The code should be compiled with the ``-lpthread`` option,
if for example, the file ``pthread_barrier_example.c`` contains
the C code, then the compilation command could be

::

   $ gcc -lpthread pthread_barrier_example.c -o /tmp/pthread_barrier_example

The global variables ``size``, ``data``,
and ``our_barrier`` will be initialized in the main program.
The user is prompted to enter ``size``, the number of threads.
The array ``data`` is allocated with ``size`` elements;
The barrier ``our_barrier`` is initialized.
Code for the complete program is below:

::

   #include <stdlib.h>
   #include <stdio.h> 
   #include <pthread.h> 

   int size;   /* size equals the number of threads */
   int *data;  /* shared data, as many ints as size */
   pthread_barrier_t our_barrier; /* to synchronize */

   void *fun ( void *args )
   {
      int *id = (int*) args;
      int r = 1 + (rand() % 6);
      int k;
      char strd[size+1];

      sleep(r);
      printf("Thread %d has slept %d seconds ...\n", *id, r);
      data[*id] = r;

      pthread_barrier_wait(&our_barrier);
   
      for(k=0; k<size; k++) strd[k] = '0' + ((char) data[k]);
      strd[size] = '\0';

      printf("Thread %d has data : %s\n", *id, strd);
   }

   int main ( int argc, char* argv[] )
   {
      printf("Give the number of threads : "); scanf("%d", &size);
      data = (int*) calloc(size, sizeof(int));
      {
         pthread_t t[size];
         pthread_attr_t a;
         int id[size], i;

         pthread_barrier_init(&our_barrier, NULL, size);

         for(i=0; i<size; i++)
         {
            id[i] = i;
            pthread_attr_init(&a);
            if(pthread_create(&t[i], &a, fun, (void*)&id[i]) != 0)
               printf("Unable to create thread %d!\n", i);
         }
         printf("Created %d threads ...\n", size);
         for(i=0; i<size; i++) pthread_join(t[i], NULL);

         pthread_barrier_destroy(&our_barrier);
      }
      return 0;
   }

Bibliography
------------

1. W. Daniel Hillis and Guy L. Steele.
   **Data Parallel Algorithms**.
   *Communications of the ACM*,
   vol. 29, no. 12, pages 1170-1183, 1986.

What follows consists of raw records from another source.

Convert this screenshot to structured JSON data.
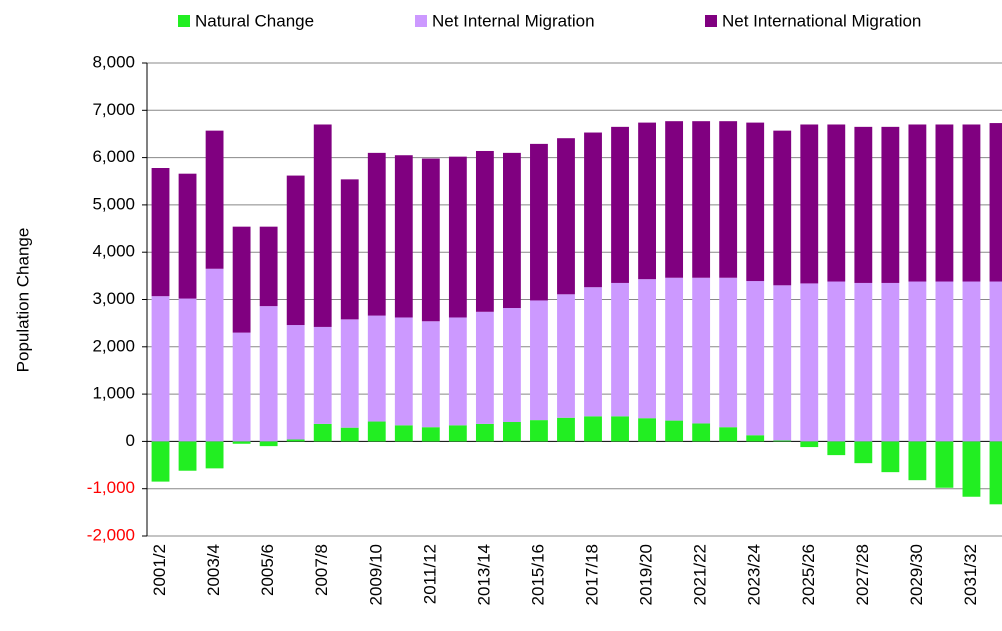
{
  "chart_data": {
    "type": "stacked_bar",
    "y_axis_label": "Population Change",
    "categories": [
      "2001/2",
      null,
      "2003/4",
      null,
      "2005/6",
      null,
      "2007/8",
      null,
      "2009/10",
      null,
      "2011/12",
      null,
      "2013/14",
      null,
      "2015/16",
      null,
      "2017/18",
      null,
      "2019/20",
      null,
      "2021/22",
      null,
      "2023/24",
      null,
      "2025/26",
      null,
      "2027/28",
      null,
      "2029/30",
      null,
      "2031/32",
      null
    ],
    "series": [
      {
        "name": "Natural Change",
        "color": "#22ee22",
        "values": [
          -850,
          -620,
          -570,
          -50,
          -100,
          40,
          370,
          290,
          420,
          340,
          300,
          340,
          370,
          410,
          450,
          500,
          530,
          530,
          490,
          440,
          380,
          300,
          130,
          20,
          -120,
          -290,
          -460,
          -650,
          -820,
          -980,
          -1170,
          -1330
        ]
      },
      {
        "name": "Net Internal Migration",
        "color": "#cc99ff",
        "values": [
          3070,
          3020,
          3650,
          2300,
          2860,
          2420,
          2050,
          2290,
          2240,
          2280,
          2240,
          2280,
          2370,
          2410,
          2530,
          2610,
          2730,
          2820,
          2940,
          3020,
          3080,
          3160,
          3260,
          3280,
          3340,
          3380,
          3350,
          3350,
          3380,
          3380,
          3380,
          3380
        ]
      },
      {
        "name": "Net International Migration",
        "color": "#800080",
        "values": [
          2710,
          2640,
          2920,
          2240,
          1680,
          3160,
          4280,
          2960,
          3440,
          3430,
          3440,
          3400,
          3400,
          3280,
          3310,
          3300,
          3270,
          3300,
          3310,
          3310,
          3310,
          3310,
          3350,
          3270,
          3360,
          3320,
          3300,
          3300,
          3320,
          3320,
          3320,
          3350
        ]
      }
    ],
    "ylim": [
      -2000,
      8000
    ],
    "yticks": [
      {
        "value": -2000,
        "label": "-2,000"
      },
      {
        "value": -1000,
        "label": "-1,000"
      },
      0,
      {
        "value": 1000,
        "label": "1,000"
      },
      {
        "value": 2000,
        "label": "2,000"
      },
      {
        "value": 3000,
        "label": "3,000"
      },
      {
        "value": 4000,
        "label": "4,000"
      },
      {
        "value": 5000,
        "label": "5,000"
      },
      {
        "value": 6000,
        "label": "6,000"
      },
      {
        "value": 7000,
        "label": "7,000"
      },
      {
        "value": 8000,
        "label": "8,000"
      }
    ],
    "grid": true,
    "legend": "top",
    "negative_tick_color": "#ff0000"
  }
}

2. B. Wilkinson and M. Allen.
   *Parallel Programming. Techniques and Applications Using
   Networked Workstations and Parallel Computers*.
   Prentice Hall, 2nd edition, 2005.

Exercises
---------

1. Write code using ``MPI_sendrecv`` for a butterfly barrier.
   Show that your code works for :math:`p = 8`.

2. Rewrite ``prefix_sum.c`` using ``MPI_sendrecv``.

3. Consider the composite trapezoidal rule for the
   approximation of :math:`\pi` (see lecture 13), doubling the
   number of intervals in each step.  Can you apply the
   prefix sum algorithm so that at the end, processor :math:`i`
   holds the approximation for :math:`\pi` with :math:`2^i` intervals?